Volkswagen has been among the companies most affected by intensifying competition in China, the world's largest automotive market.
However, the start of 2026 brought encouraging signs. During the first two months of the year, Volkswagen regained the top position in the Chinese market with a 13.9% market share through its joint ventures with SAIC Motor and FAW Group, narrowly ahead of Geely at 13.8%, while Toyota ranked third with a 7.8% share.
The improvement was partly attributed to reduced Chinese government support for electric vehicles, which pressured manufacturers focused exclusively on EVs such as BYD, while demand for Volkswagen's and Toyota's internal combustion engine models remained resilient.
Restructuring remains essential
Schwope believes Germany's automakers will need to continue restructuring their businesses in response to geopolitical tensions, tariffs, growing Chinese competition, and the rapid approach of the autonomous driving era, which is expected to become widespread by around 2030.

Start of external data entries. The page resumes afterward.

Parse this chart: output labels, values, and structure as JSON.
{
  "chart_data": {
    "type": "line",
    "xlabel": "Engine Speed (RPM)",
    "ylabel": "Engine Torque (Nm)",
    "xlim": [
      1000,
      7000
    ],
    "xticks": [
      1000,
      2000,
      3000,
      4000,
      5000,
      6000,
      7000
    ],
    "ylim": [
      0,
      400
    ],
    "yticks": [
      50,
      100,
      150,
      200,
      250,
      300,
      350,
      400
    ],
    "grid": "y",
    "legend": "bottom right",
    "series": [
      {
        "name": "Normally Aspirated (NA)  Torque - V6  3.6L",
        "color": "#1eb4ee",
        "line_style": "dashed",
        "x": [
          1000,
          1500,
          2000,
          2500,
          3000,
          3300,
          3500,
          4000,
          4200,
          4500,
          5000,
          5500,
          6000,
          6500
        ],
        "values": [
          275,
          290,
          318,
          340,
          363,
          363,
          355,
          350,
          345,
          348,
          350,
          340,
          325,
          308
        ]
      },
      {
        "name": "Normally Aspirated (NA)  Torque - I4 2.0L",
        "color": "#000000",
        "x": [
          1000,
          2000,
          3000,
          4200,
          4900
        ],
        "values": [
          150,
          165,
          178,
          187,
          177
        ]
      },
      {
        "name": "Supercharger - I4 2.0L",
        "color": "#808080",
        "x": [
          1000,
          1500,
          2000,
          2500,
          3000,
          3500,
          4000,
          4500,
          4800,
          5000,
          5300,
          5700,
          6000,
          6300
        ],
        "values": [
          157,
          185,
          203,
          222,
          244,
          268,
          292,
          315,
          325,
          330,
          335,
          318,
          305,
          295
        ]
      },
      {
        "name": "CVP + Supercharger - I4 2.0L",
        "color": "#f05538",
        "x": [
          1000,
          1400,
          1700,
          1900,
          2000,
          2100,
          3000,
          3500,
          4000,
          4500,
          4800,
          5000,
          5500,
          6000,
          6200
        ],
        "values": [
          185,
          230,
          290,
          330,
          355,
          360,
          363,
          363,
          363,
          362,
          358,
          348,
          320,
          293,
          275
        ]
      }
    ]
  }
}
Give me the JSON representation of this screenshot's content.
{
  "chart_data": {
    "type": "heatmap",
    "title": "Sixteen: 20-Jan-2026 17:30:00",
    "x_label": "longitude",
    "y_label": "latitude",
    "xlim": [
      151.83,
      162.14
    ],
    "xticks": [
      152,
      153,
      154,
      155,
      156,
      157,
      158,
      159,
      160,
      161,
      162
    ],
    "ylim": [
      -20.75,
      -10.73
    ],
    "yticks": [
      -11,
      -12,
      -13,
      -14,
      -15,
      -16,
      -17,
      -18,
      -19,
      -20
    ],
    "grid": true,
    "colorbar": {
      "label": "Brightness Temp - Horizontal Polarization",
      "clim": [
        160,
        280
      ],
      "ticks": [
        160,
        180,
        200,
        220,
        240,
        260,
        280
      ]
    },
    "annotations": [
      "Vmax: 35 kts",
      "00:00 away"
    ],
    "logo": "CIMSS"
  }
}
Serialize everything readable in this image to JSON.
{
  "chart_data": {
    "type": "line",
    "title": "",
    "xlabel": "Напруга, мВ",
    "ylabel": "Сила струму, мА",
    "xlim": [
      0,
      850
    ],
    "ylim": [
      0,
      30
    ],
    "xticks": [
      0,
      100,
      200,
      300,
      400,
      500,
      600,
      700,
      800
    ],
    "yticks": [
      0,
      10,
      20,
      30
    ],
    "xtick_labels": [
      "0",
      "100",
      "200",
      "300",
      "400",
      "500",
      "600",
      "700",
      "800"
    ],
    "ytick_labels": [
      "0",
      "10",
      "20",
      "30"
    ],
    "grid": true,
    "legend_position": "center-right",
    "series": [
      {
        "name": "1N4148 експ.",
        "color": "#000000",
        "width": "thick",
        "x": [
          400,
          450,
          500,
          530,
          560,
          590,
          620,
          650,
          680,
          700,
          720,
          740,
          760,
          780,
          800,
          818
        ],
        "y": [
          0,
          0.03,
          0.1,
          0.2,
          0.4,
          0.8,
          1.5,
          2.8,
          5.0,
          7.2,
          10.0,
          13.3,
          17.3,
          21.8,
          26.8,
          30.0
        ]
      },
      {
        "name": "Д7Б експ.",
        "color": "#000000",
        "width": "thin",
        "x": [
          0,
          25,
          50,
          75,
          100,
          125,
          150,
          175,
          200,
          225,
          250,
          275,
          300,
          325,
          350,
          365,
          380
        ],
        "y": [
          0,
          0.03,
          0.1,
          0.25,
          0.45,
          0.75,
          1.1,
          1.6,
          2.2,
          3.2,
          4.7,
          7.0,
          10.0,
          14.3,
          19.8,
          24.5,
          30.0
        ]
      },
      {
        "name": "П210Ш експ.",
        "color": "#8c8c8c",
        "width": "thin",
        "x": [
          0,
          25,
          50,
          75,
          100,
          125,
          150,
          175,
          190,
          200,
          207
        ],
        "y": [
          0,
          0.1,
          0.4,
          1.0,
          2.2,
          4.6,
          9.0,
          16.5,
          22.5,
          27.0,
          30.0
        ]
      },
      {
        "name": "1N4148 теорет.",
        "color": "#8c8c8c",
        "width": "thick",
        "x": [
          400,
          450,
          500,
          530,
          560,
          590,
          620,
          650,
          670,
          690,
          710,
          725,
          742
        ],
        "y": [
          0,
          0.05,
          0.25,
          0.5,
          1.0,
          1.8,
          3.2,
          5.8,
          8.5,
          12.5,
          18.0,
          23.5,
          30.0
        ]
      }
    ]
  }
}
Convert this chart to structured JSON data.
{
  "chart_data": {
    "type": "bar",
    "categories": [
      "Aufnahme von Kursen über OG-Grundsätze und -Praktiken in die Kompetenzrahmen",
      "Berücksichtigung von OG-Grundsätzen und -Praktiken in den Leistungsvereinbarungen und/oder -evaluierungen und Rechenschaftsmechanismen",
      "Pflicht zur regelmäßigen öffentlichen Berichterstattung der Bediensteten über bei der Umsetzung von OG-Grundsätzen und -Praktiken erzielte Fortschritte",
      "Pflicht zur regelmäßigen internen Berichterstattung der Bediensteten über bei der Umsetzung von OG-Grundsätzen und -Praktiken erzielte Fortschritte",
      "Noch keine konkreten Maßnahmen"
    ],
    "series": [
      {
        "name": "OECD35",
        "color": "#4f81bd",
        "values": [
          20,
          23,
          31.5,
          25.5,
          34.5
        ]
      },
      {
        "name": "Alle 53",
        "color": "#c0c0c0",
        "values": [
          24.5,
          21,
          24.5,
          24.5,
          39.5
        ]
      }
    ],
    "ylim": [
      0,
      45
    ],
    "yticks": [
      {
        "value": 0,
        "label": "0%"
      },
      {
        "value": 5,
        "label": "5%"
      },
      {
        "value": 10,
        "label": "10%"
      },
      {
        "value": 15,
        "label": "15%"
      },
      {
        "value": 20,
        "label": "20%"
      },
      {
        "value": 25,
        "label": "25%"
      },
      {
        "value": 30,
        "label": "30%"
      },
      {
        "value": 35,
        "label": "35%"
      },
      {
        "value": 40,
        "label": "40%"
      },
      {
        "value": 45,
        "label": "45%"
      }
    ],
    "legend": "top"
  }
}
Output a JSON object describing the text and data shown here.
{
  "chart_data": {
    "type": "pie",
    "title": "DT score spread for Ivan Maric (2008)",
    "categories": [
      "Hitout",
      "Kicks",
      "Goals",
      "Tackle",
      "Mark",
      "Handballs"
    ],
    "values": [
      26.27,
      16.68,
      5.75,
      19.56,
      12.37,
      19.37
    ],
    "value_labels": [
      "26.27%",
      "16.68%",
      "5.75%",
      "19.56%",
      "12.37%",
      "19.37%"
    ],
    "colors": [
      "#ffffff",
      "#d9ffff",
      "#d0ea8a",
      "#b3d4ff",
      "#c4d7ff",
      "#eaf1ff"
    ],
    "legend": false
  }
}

BMW seen as best positioned
Pieper argues that BMW is currently the best positioned among Germany's premium automakers.
Unlike some competitors, BMW has not fully committed to an all-electric strategy, has already completed much of its investment cycle for next-generation models, and has expanded production at its Spartanburg plant in the United States, helping reduce its exposure to US tariffs.
Schwope is also optimistic about Porsche, arguing that luxury brands typically recover from downturns more quickly than mass-market manufacturers because premium customers tend to remain highly loyal to their preferred brands.
Has the era of German cars come to an end?
Despite increasingly pessimistic forecasts for Germany's automotive industry, analysts believe it is far too early to declare its decline.
Schwope pointed out that Tesla was once viewed as virtually untouchable before Chinese manufacturers caught up, adding that solid-state batteries could become the next major turning point for the electric vehicle industry.
German automakers are already investing heavily in the technology. Volkswagen plans to begin commercial production of solid-state battery vehicles by 2028, while BMW and Mercedes-Benz are targeting launches by 2030.
Pieper concluded that the industry's recovery is unlikely to come through a dramatic breakthrough, but rather through the gradual, steady progress that has long defined German engineering, adding that there are already clear signs of a slow but sustainable recovery.